Nationalheld Miro Klose
Dieses Publikum hat natürlich auch klarste Vorstellungen, wem es seine Sympathien gewährt und wem nicht. Natürlich will es für sein Geld Zauberpässe und Traumtore en gros sehen und applaudiert, wenn ein Interzonenpass von Mats Hummels tatsächlich mal ankommt, wirklich geliebt werden jedoch nur die braven Rackerer wie Miro Klose und Bastian Schweinsteiger. Letzterer ist erst durch das WM-Finale zum Nationalhelden aufgestiegen, in dessen Verlauf der Münchner ein ums andere Mal von seinen Gegenspielern Augenbrauen und Patellasehnen gelocht bekam und doch immer wieder quicklebendig um die Ecke gebogen kam wie Max Cady auf dem Hausboot.
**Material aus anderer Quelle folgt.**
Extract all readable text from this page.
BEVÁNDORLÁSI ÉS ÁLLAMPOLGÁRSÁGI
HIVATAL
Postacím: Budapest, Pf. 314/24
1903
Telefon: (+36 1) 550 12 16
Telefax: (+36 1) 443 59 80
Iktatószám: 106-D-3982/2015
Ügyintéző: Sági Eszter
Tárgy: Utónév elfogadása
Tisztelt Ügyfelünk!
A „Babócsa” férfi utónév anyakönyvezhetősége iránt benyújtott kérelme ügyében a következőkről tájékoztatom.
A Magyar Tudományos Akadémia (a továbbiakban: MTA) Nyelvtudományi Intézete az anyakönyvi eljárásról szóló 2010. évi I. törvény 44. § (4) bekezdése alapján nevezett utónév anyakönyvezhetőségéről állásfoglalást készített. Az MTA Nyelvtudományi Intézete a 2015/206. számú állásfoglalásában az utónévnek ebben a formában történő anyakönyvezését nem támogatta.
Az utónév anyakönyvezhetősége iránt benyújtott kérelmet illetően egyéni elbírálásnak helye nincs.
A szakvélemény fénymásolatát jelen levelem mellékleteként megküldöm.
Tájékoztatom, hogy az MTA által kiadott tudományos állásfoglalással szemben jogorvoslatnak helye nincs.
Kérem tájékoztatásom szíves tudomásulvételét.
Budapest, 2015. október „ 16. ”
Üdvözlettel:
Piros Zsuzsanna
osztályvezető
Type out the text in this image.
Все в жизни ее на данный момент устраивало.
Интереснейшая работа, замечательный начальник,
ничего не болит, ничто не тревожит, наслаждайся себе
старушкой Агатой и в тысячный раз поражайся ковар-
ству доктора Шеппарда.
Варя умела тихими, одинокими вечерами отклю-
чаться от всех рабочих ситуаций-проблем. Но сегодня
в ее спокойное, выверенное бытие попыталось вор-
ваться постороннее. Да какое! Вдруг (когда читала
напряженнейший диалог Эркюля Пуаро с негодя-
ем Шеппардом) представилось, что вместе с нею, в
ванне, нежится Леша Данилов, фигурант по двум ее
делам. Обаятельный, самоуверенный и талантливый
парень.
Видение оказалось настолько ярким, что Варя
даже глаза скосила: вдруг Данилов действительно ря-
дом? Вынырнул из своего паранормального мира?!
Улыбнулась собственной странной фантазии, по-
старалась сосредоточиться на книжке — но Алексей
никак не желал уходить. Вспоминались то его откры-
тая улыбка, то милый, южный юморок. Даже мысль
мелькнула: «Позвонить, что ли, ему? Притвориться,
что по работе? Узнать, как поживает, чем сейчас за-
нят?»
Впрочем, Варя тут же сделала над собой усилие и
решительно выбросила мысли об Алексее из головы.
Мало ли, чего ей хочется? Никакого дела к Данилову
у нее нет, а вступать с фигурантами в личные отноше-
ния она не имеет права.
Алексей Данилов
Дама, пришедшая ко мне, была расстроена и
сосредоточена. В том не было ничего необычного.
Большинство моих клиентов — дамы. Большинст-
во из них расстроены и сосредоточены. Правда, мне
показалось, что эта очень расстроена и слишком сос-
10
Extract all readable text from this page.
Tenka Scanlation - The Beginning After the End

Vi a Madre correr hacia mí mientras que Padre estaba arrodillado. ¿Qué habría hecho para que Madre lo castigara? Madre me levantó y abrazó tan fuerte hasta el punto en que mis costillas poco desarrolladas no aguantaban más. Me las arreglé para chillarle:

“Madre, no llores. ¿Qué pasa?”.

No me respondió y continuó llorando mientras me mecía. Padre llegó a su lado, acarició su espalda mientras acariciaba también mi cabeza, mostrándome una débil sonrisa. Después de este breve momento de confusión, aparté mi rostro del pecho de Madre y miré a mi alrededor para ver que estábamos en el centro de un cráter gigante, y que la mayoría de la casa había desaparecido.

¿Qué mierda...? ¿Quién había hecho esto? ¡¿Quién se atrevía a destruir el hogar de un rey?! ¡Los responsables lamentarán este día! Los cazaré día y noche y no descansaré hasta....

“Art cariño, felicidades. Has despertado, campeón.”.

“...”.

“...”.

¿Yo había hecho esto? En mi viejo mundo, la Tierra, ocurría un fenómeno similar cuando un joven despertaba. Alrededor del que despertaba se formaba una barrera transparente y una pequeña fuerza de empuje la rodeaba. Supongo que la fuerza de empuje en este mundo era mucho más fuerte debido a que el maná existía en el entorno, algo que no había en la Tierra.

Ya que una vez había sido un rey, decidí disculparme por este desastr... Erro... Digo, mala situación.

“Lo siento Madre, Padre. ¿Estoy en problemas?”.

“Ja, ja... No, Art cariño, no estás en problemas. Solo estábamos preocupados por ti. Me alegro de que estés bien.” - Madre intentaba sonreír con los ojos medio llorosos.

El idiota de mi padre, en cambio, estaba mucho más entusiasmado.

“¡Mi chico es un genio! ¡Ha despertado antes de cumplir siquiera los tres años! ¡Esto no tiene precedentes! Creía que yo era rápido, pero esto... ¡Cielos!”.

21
Klose wiederum wird ja nicht vorwiegend wegen seiner 500 Länderspiele und 17 WM-Teilnahmen verehrt, sondern weil sich die Volksseele in allem, was ihn ausmacht, so wunderbar wiederzufinden glaubt. Aufgewachsen in Kusel, was zwar im Nordpfälzer Bergland liegt aber hübsch nach Mosel klingt, passionierter Angler, immer hübsch bescheiden, aus kleinen Verhältnissen hochgearbeitet, keine Skandale. Und da war schließlich diese Szene in Wortmanns „Sommermärchen“, als Klose eine allzu kühne Hairstylistin ausbremste und am Ende wieder mit seinem klassischen, seit Jahrzehnten erprobten Egalschnitt ins Mannschaftshotel zurückwankte. Schau an, das ist ja genauso wie bei mir, denkt sich der Fan auf dem Schalensitz und schwenkt begeistert das Fähnchen.